Eser ustasının idrak edip anlayamayacağı gibi, akıl da kendisini yaratanın mahiyetini anlamaktan acizdir. Çünkü akıl, yaratılmıştır ve sanat eseridir ve sınırlıdır. Görmenin, işitmenin kısaca beş duyunun sınırlı bir algılama sahası olduğu gibi, aklında belirli bir anlama sahası, sınırlı bir algılama gücü vardır. Cenab-ı Hakk’ın (c.c.) kudsî mahiyetini anlamak, idrak etmek, aklın idrak ve intikal sahasının dışındadır.
Şurası bilinen bir gerçektir ki; insan değil Allah’ın zatını, kendi ruhunun, hayalinin, vicdanının dahi mahiyetini kavrayamaz. Çünkü saydığımız bu özellikler cismanî olmadığından dolayı, akıl onlara bir suret giydiremez, bir şekil veremez. Mesela, hayal için; uzunluk-kısalık, büyüklük-küçüklük, söz konusu olmadığından, akıl onlara bir şekil veremez ve bir sınır çizemez. Bununla birlikte hiçbir insan, mahiyeti bilinmemen bu duyguyu inkâr da edemez. Kendi mahiyetini bilmekten aciz olan insanın, bütün akılların, hayallerin, ruhların, hislerin, vicdanların, hafızaların ve meleklerin yaratıcısı olan Allah’ın kutsi mahiyetini anlamaya zorlanması, en büyük bir cehalet ve demagojidir.

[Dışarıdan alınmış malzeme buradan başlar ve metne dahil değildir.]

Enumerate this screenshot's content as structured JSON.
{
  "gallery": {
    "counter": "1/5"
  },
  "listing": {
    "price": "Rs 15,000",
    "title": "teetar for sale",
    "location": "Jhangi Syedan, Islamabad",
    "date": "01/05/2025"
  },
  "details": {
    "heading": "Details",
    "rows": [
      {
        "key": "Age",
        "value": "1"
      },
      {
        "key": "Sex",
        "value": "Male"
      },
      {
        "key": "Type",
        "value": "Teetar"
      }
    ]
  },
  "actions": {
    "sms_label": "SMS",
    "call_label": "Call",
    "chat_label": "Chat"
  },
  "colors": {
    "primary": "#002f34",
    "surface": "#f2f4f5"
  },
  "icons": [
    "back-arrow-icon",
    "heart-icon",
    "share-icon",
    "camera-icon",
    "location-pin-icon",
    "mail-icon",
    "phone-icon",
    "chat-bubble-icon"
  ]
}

Cenab-ı Hakk mekandan münezzehtir. Buna misal Güneş ışığı, ısısı ve yedi rengi vasıtası ile, dünyada ki bütün parlak şeylerde bulunur, her yerde sıfatları hükmünde olan ışık, ısı ve yedi renk ile görülür ve vardır fakat güneş kütlesi ve zatı itibariyle parladığı ve ışıklandırdığı hiç bir parlak şeyde bulunmaz. Demek güneş sıfatları ile dünyadaki tüm parlak şeylerde var fakat kütlesi ve zatı itibarı ile, dünyadaki hiç bir şeyin içerisinde değildir. İşte güneşe bu özelliği veren Rabbimizin (c.c.) sıfatları ve mahiyeti elbette aklımızın anlayamadığı kadar mükemmeldir. Allah (c.c.) sıfatları ile, yani kudreti ilmi ve iradesi ile her yeri kuşatmıştır. Fakat zatı itibariyle hiç bir şeyin içerisinde değildir. Demek heryerde hazır olması, sıfatları itibariyledir. Fakat hiç bir mekanda olmaması ise, zatı itibariyledir. Çünkü, mekanı yaratan O'dur ve mekana muhtaç değildir.